Intelligent information society is a hypothetical social transformation based around communication technology infrastructure and artificial intelligence. In the Fourth Industrial Revolution, the convergence of artificial intelligence, robot technology, big data and software disrupts fields such as labor, welfare, employment, education and defense. In the intelligent information society, data, knowledge and information will supplant traditional production factors (labor and capital) and spark revolutionary change across society. The economy will move from a material economy to a service economy and then to a shared economy, with decentralized, or horizontal power structures, and thus greater freedoms. These freedoms will depend on an invigorated civil society to prevent government and/or other concentrated power to dominate.

Examples 

 AI home appliances solve housework.
Autonomous vehicles increase mobility and safely .
AI healthcare predicts the onset of disease.

Soft Power 
An intelligent information society is a society where humans and things are connected through intelligence. The economy moves from a material economy to a service economy and then to a shared economy. Governance changes from vertical hierarchical order.
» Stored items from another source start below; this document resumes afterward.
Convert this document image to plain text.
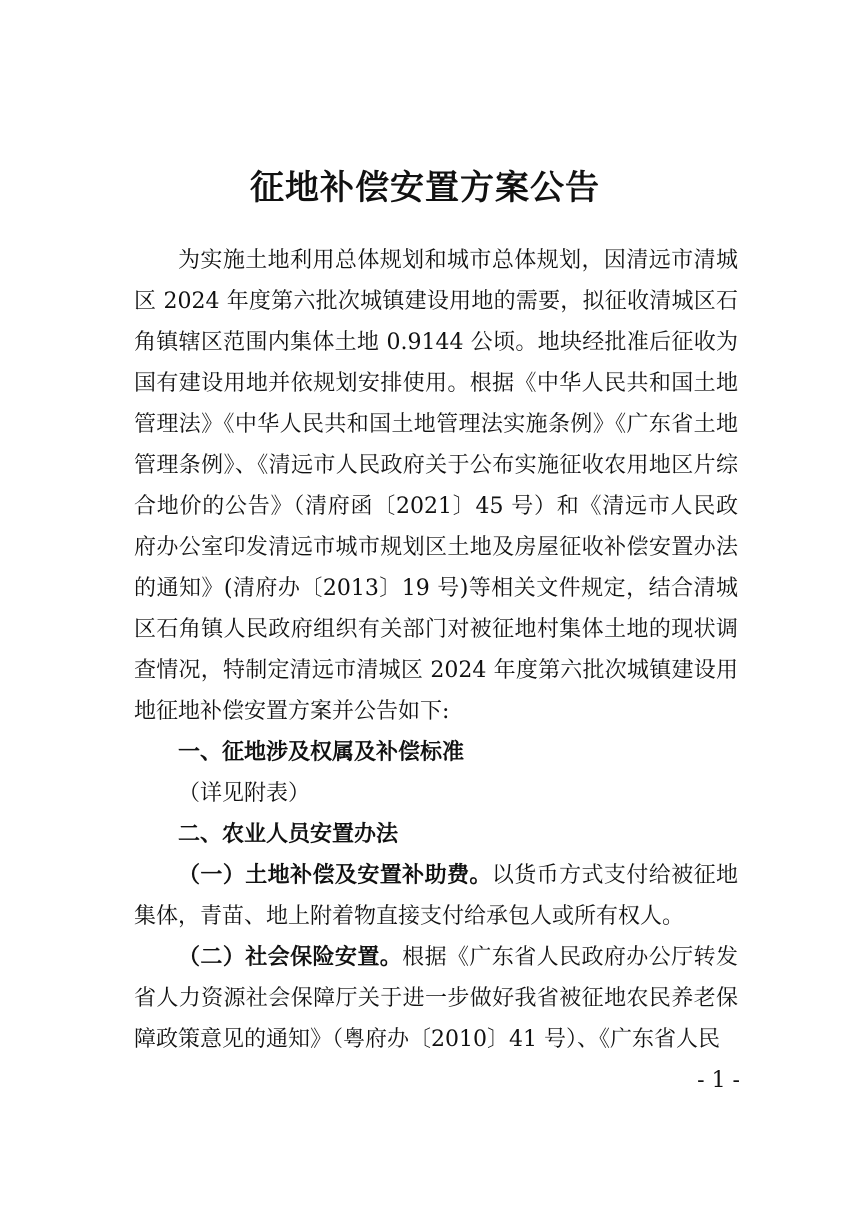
征地补偿安置方案公告

为实施土地利用总体规划和城市总体规划，因清远市清城区 2024 年度第六批次城镇建设用地的需要，拟征收清城区石角镇辖区范围内集体土地 0.9144 公顷。地块经批准后征收为国有建设用地并依规划安排使用。根据《中华人民共和国土地管理法》《中华人民共和国土地管理法实施条例》《广东省土地管理条例》、《清远市人民政府关于公布实施征收农用地区片综合地价的公告》（清府函〔2021〕45 号）和《清远市人民政府办公室印发清远市城市规划区土地及房屋征收补偿安置办法的通知》(清府办〔2013〕19 号)等相关文件规定，结合清城区石角镇人民政府组织有关部门对被征地村集体土地的现状调查情况，特制定清远市清城区 2024 年度第六批次城镇建设用地征地补偿安置方案并公告如下:

一、征地涉及权属及补偿标准

（详见附表）

二、农业人员安置办法

（一）土地补偿及安置补助费。以货币方式支付给被征地集体，青苗、地上附着物直接支付给承包人或所有权人。

（二）社会保险安置。根据《广东省人民政府办公厅转发省人力资源社会保障厅关于进一步做好我省被征地农民养老保障政策意见的通知》（粤府办〔2010〕41 号）、《广东省人民

- 1 -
Joseph Nye proposed the concept of soft power, which is the ability to attract and co-opt, rather than coerce (contrast hard power). Soft power is more important than hard power in the intelligent information society. South Korea has been promoting hard power-oriented national strategies and economic growth. Nye argued that the proliferation of knowledge and networks in information shifted the center of power from hard to soft. Rather than coercion, restraint, and rewards, they dominate the other person's mind and persuade them. The intelligent information society forms the inflection point as the world shifts from hard power to soft power.

Economy 
The economy of the intelligent information society relies on the digital economy. The Internet of Things (IoT), is a driving force for economic growth, discovering more creative, lower cost and innovative services. IoT creates value through collaboration between industries. It creates added value by applying IoT to fields such as automotive, medical, energy and power. Companies change from selling products to subscription services. 

Social production is a way of producing a product or service through a voluntary, open and horizontal collaboration. It uses a mixture of the capitalist market and sharing economy. Goods such as cars, homes, furniture, and clothing are shared through social media, unions, and redistribution clubs. Transaction costs for sharing products, services, and the content decline, enabling efficient use. 

Jeremy Rifkin claims that social capital is as important as financial capital, that access replaces ownership, and that cooperation replaces competition..

Platform society 
The platform underlying the Industrial Revolution was factories. What can be seen as a fourth revolution is centered on an intelligent computing platform. The Internet of Things, Artificial intelligence, and virtual reality are realizations of such advancements.

Intelligence is shrinking economies of scale, and small-scale services and products become practical. This can contribute to quality of life via personalized services that reflect the individual consumer's situation.

Heterarchical democracy is a consensual system in which states, citizens, and markets share power. Big data is its foundation.

Big data is the foundation for citizens to become 'informed citizens' by providing them with unlimited information. Thus, citizens with big data-based information become pro-users who are both producers and suppliers of policies as well as users and operators of policies. It is to enable sharing to be realized.

Future 
Care must be taken to ensure that the new form of democracy on which big data is based, is not a "big data brother" in which big data is used to enable autocratic power. Checks and balances complemented by open civil society participation can prevent government or other concentrated power to dominate. 

Korean society from the 1960s to the early 1980s was represented by industrialization, followed by a period focused on improving the social quality of life. The intelligent information society takes this as a central task.

Governments, industry and civil society should cooperatively define how the society is to operate.